SANA: Efficient High-Resolution Image Synthesis with Linear Diffusion Transformer
https://nvlabs.github.io/Sana
417 stars 8 forks source link

Image style When you select "Anime" in , cold blue shadows are emphasized due to the influence of PAG Guidance Scale. #9

Open haruharu-1105 opened 3 days ago

haruharu-1105 commented 3 days ago

Your team is doing a great job.

If possible, it would be greatly appreciated if you could mention somewhere in your documentation that when the PAG (Perturbed-Attention Guidance) Guidance Scale value is high, the cold blue shadow color is emphasized when “Anime” is selected in Image Style.

Thank you for reading this far.

lawrence-cj commented 3 days ago

That’s a great observation. We set PAG to 1.5 or 2 to improve body structure and text rendering, while inadvertently overlooking its impact on other aspects. For users focused on face or other fidelity-oriented features, a PAG setting of 1 might be preferable for producing more natural-looking images. Based on your tests, do you have any suggestions for an optimal setting?

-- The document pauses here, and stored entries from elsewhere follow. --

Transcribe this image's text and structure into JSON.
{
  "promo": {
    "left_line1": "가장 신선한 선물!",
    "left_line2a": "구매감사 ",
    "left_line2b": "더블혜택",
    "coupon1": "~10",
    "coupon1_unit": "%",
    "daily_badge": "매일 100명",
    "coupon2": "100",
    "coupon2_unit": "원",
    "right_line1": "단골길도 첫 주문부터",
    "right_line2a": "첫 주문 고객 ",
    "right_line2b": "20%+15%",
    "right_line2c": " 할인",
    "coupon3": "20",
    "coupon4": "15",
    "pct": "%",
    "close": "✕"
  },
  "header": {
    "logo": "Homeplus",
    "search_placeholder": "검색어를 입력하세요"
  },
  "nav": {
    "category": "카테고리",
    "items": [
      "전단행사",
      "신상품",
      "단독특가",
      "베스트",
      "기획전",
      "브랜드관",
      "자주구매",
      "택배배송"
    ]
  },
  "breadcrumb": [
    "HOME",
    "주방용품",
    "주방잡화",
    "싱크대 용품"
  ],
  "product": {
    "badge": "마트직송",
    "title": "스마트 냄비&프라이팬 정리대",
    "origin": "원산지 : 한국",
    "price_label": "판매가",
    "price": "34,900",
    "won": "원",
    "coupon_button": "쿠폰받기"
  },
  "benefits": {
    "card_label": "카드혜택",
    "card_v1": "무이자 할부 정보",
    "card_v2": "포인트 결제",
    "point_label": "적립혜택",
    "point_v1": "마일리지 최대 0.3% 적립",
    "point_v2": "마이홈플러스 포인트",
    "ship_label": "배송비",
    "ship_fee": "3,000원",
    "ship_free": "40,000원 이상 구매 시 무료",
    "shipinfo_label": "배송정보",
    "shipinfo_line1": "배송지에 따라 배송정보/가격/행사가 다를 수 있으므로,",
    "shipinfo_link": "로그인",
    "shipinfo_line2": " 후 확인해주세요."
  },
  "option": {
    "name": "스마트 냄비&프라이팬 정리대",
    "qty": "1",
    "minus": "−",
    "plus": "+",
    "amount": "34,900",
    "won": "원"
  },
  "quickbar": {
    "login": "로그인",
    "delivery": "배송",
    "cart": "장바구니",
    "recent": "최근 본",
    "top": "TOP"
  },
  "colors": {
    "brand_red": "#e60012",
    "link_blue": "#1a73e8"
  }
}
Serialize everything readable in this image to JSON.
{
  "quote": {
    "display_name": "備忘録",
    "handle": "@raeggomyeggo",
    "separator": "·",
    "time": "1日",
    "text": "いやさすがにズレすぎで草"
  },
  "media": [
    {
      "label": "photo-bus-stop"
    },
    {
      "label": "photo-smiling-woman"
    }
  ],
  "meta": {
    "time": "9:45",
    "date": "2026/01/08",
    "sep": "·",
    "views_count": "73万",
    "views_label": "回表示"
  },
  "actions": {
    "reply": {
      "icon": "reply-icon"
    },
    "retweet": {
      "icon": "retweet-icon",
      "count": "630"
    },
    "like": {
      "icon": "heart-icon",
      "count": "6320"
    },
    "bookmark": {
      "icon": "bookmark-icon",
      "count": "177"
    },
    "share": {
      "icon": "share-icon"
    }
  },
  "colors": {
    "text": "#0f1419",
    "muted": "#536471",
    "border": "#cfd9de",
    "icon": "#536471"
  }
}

haruharu-1105 commented 3 days ago

First, I am a systems engineer, but not an expert in machine learning or image processing.

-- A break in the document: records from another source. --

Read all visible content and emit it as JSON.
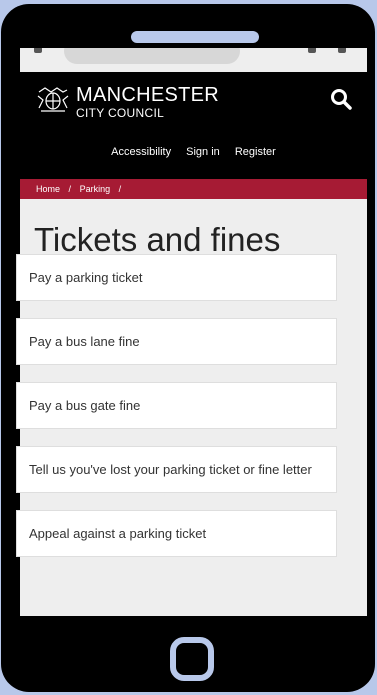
{
  "header": {
    "brand_line1": "MANCHESTER",
    "brand_line2": "CITY COUNCIL",
    "nav": [
      "Accessibility",
      "Sign in",
      "Register"
    ]
  },
  "breadcrumb": {
    "home": "Home",
    "sep": "/",
    "parking": "Parking"
  },
  "page": {
    "title": "Tickets and fines"
  },
  "cards": [
    "Pay a parking ticket",
    "Pay a bus lane fine",
    "Pay a bus gate fine",
    "Tell us you've lost your parking ticket or fine letter",
    "Appeal against a parking ticket"
  ],
  "colors": {
    "background": "#b8c8ea",
    "header": "#000000",
    "breadcrumb_bar": "#a61b34",
    "page_bg": "#eeeeee",
    "card_bg": "#ffffff"
  },
  "icons": {
    "search": "search-icon",
    "logo": "council-crest-icon"
  }
}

My personal suggestion is that “1” would be an appropriate value for the guidance scale for the animation style. However, regarding my first issue, I believe that this is a problem that can be resolved in the documentation.

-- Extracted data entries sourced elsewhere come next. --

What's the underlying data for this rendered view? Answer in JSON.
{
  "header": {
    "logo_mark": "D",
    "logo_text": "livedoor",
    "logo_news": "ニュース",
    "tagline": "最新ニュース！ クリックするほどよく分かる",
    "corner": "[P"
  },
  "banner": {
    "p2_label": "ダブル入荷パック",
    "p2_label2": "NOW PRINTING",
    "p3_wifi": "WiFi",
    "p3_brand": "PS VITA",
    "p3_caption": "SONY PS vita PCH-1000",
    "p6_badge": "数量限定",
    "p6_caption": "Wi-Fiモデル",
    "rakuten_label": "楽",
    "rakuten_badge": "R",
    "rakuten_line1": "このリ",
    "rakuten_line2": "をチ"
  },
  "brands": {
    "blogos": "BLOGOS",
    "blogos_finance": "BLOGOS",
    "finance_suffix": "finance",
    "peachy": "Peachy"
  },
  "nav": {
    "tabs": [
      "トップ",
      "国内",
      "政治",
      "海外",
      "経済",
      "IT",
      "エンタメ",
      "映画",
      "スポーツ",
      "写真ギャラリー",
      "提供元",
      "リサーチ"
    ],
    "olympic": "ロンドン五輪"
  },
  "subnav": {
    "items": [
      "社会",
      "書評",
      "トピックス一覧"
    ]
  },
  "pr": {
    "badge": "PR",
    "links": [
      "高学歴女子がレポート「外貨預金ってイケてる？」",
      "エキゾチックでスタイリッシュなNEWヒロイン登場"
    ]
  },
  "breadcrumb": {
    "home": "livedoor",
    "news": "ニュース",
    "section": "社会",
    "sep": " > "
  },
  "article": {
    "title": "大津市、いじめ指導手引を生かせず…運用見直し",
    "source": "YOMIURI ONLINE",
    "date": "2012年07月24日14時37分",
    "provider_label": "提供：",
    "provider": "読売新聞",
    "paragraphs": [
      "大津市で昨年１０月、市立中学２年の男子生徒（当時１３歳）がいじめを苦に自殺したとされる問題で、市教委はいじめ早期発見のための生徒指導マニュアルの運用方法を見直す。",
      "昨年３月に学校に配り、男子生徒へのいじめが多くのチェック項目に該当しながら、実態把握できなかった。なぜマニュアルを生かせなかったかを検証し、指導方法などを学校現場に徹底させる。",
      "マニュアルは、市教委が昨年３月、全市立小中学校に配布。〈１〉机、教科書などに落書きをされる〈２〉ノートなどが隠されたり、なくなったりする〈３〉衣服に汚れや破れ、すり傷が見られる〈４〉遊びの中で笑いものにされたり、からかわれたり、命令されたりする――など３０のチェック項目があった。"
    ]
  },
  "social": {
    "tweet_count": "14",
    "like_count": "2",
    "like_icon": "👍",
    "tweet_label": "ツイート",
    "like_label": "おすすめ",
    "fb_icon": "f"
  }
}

The following is just a suggestion. We feel that the application developed by your teams has excellent features, such as very fast generation speed and high quality.

So, here is one idea that takes advantage of the “very fast generation speed” feature. We think it would be effective to create two copies of the generated image with different values of guidance scale and take a survey using Gradio's flag function. Reference link: Gradio flag function

This is because, while we currently have an excellent image generation function, we do not have a mechanism to collect feedback from users on the generated images, which we feel is a bit lacking as a demonstration function.

Of course, there are problems associated with the fact that respondents are anonymous, but I think it is possible to obtain statistically significant data.

lawrence-cj commented 3 days ago

Really great advice. What kind of Flag is enough for a demo? Any template website?

haruharu-1105 commented 3 days ago

What kind of Flag is enough for a demo?

We are considering two patterns. 1, Flags for A/B testing (we will start here first) Referring to https://imgsys.org/ flag, “left”, “tie”, and “right”.

2, Ideal flags (we will introduce these for product improvement purposes once the operational cycle is running smoothly)

Briefing materials for stakeholders. Performance indicators (e.g., impact of DC-AE improvements). Metrics will include speed, aesthetics, prompt accuracy, typography, etc.

The choice of these indicators will have a significant impact on the direction of the product. For example, YouTube and TikTok are both video posting sites, but the indicators set are different, creating differences in product content.

haruharu-1105 commented 3 days ago

I'll emphasize what I'm trying to say, just to be clear. The first issue is just that I would like to see it added to the documentation if possible.

At this time there is a lot of access to the demo, but access may be eased in the future with the release of code and models.

Development resources and time are limited, and the flag is only a nice-to-have level suggestion.

lawrence-cj commented 3 days ago

Appreciate that and good to know. Let me refine the demo website a bit first and add a document for guidance. Then try to make it improved once code released.